- Origin: Japan
- Genres: J-pop, Techno
- Occupation: Composer
- Instruments: Electronic drum module, Keyboard, Synthesizer
- Years active: 1999–present
- Label: Key Sounds Label

= Magome Togoshi =

Magome Togoshi (戸越まごめ, Togoshi Magome) is a Japanese video game composer for visual novel studios. He began work as a music arranger in 1999, where he started working for the visual novel studio Key under VisualArt's to produce music for Kanon. Between then and 2006, Togoshi composed music for four more titles by Key, along with other games produced by game brands also under VisualArt's. In October 2006, Togoshi resigned from Key and VisualArt's. He continues working with other visual novel developers.

==Career==
Magome Togoshi began working as a music arranger for music in visual novels starting with Key's first title Kanon in 1999. He was first credited with the arrangement on the remix album Anemoscope released in June 1999. Following this, Togoshi composed music for Key's second game Air in 2000. Following the success of Air and the game's soundtrack, Togoshi became a well-known composer to visual novel enthusiasts. Production for Key's next game Clannad began in 2001 and while the game was still in production, Togoshi composed music for other brands under VisualArt's, which Key is attached under. These include the now-defunct Words brand with their game Sakura no Ki Shita de released in 2002, and Bonbee!'s Alma: Zutto Soba ni... released in 2003.

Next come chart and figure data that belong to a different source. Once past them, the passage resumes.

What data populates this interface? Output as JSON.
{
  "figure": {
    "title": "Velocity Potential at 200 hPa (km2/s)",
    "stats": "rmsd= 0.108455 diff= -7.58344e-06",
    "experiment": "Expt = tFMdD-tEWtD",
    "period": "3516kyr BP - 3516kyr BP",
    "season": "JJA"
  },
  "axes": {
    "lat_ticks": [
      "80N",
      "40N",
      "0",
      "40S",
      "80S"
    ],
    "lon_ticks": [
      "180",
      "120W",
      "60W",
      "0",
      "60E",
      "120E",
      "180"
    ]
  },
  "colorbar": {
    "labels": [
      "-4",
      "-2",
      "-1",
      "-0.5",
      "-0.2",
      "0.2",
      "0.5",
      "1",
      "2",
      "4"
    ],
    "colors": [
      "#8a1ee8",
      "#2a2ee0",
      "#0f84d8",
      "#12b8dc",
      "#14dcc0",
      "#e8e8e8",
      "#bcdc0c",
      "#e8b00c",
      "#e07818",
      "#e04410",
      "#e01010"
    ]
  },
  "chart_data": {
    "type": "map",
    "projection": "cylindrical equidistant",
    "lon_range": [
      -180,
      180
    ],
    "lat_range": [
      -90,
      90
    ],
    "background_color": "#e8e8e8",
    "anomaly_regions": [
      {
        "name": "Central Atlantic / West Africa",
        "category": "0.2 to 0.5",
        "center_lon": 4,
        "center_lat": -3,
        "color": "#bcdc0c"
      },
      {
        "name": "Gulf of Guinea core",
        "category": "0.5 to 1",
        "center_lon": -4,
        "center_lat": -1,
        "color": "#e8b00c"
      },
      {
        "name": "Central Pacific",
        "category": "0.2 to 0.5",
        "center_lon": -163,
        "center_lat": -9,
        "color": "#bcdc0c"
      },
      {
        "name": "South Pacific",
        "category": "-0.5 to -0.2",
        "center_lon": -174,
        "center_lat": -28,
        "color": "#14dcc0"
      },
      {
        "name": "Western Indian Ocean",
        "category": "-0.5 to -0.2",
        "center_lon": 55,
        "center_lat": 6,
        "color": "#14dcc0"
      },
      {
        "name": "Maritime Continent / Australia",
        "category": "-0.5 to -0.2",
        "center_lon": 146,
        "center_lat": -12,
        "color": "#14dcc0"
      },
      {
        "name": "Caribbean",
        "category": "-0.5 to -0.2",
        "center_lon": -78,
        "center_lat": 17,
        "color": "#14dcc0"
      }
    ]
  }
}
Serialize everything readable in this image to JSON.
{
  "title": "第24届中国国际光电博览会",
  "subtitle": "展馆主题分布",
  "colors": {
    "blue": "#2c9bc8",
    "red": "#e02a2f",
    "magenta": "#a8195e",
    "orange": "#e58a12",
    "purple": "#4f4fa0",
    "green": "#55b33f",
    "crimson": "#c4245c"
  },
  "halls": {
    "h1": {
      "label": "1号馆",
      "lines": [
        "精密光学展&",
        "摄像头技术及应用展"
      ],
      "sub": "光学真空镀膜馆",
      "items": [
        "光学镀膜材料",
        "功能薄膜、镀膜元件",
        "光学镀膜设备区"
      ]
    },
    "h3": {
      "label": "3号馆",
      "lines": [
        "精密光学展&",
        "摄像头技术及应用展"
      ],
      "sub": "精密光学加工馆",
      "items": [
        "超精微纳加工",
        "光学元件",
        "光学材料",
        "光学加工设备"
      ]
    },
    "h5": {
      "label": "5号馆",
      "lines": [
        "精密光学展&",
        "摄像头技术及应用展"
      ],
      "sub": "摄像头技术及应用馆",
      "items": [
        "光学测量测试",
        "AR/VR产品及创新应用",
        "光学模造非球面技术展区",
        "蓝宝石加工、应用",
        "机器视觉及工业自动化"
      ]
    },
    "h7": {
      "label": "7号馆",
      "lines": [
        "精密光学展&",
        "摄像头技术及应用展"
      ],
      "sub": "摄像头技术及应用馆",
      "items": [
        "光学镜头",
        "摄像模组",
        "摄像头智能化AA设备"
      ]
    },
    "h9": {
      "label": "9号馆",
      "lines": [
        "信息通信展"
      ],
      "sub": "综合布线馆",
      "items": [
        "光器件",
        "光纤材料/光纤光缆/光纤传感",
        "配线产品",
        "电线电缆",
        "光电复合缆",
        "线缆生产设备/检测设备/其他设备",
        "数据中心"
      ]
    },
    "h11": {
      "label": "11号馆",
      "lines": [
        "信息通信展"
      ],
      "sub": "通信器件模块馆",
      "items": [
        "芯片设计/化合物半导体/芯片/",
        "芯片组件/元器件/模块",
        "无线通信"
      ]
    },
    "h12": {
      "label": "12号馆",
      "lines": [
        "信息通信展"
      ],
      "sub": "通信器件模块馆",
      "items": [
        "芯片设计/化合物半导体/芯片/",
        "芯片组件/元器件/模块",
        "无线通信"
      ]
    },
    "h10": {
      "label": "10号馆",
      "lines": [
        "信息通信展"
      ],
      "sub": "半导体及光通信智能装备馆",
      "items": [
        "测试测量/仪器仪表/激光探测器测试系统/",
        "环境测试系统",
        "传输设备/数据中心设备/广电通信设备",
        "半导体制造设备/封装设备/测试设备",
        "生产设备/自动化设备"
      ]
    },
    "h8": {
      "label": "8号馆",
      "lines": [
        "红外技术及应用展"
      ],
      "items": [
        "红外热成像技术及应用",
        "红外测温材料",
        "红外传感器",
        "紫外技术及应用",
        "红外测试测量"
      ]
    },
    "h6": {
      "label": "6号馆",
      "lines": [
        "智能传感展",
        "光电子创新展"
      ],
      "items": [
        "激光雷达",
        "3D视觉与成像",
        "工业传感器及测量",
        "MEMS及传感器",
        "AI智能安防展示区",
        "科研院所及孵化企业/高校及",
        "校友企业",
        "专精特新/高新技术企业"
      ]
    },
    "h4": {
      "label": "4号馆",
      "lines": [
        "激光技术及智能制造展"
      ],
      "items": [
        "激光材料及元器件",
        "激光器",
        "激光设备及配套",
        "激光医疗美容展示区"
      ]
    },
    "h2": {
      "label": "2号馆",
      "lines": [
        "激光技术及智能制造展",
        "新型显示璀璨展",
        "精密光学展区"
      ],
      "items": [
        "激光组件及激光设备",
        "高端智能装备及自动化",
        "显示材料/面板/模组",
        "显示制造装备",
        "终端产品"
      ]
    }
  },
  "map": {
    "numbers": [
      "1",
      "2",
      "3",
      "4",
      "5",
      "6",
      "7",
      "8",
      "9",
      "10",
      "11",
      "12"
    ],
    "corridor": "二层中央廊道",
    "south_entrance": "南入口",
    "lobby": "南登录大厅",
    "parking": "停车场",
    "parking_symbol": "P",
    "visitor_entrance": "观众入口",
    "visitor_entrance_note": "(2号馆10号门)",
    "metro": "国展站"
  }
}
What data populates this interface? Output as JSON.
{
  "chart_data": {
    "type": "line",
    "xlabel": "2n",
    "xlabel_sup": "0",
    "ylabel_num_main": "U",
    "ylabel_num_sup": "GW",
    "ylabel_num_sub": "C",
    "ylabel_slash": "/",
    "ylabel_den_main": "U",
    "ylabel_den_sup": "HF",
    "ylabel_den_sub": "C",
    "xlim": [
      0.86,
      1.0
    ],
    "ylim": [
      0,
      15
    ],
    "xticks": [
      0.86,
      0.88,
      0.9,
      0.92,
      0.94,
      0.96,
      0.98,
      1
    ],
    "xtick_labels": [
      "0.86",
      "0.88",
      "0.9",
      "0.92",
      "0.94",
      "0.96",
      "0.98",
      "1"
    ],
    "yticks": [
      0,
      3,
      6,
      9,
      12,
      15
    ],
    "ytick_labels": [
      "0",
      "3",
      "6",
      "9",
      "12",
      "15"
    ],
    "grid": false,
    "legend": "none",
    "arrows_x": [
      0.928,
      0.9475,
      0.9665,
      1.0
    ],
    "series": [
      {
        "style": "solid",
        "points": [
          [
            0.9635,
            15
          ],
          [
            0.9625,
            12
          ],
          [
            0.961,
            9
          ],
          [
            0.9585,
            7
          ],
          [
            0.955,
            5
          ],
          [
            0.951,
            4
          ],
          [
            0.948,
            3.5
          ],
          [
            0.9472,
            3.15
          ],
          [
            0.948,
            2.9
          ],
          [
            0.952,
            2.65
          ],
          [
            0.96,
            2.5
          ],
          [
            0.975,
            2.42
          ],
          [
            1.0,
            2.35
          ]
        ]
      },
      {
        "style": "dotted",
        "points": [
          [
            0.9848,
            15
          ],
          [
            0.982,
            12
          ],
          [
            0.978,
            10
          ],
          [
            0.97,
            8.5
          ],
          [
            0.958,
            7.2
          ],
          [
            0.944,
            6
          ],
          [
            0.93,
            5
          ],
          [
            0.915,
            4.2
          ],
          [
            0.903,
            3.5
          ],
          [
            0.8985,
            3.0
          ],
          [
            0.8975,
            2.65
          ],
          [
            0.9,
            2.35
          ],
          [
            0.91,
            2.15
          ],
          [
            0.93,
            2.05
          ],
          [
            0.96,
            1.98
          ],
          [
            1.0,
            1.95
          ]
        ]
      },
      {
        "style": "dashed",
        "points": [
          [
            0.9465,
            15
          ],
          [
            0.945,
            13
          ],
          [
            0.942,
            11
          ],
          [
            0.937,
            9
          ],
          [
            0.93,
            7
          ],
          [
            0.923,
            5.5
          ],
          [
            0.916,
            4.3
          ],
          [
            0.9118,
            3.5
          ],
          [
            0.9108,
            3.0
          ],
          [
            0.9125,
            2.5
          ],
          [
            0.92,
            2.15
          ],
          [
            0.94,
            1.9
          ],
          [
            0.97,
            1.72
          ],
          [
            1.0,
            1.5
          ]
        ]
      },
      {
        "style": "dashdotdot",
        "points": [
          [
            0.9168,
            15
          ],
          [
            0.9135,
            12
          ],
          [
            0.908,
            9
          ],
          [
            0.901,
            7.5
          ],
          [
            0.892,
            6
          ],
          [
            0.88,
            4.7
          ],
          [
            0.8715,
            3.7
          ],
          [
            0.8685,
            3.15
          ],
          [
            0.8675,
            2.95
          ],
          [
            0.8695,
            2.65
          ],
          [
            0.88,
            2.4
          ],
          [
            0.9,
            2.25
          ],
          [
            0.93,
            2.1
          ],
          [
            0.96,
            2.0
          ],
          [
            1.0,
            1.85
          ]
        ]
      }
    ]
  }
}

In 2004 when Clannad was finally released, Togoshi also composed music for two games by Giant Panda—Oshikake Princess, and Maiden Halo. That same year, Togoshi composed nearly the entire soundtrack for Key's fourth game Planetarian: The Reverie of a Little Planet. The following year in 2005, Togoshi composed music for Tomoyo After: It's a Wonderful Life, Key's fifth title. In 2006, he once again helped Giant Panda with the music for their game Futari de Hitotsu no Koigokoro, along with Key's sixth title Little Busters!. Music that Togoshi either arranged or composed for Key titles was published on Key's record label Key Sounds Label. In October 2006 with Little Busters! still in the production, Togoshi resigned from Key and VisualArt's. Following this, Togoshi worked on the music for ALcot's visual novel FairChild released in 2007. The ending theme for the 2008 visual novel 5 by Ram was arranged by Togoshi.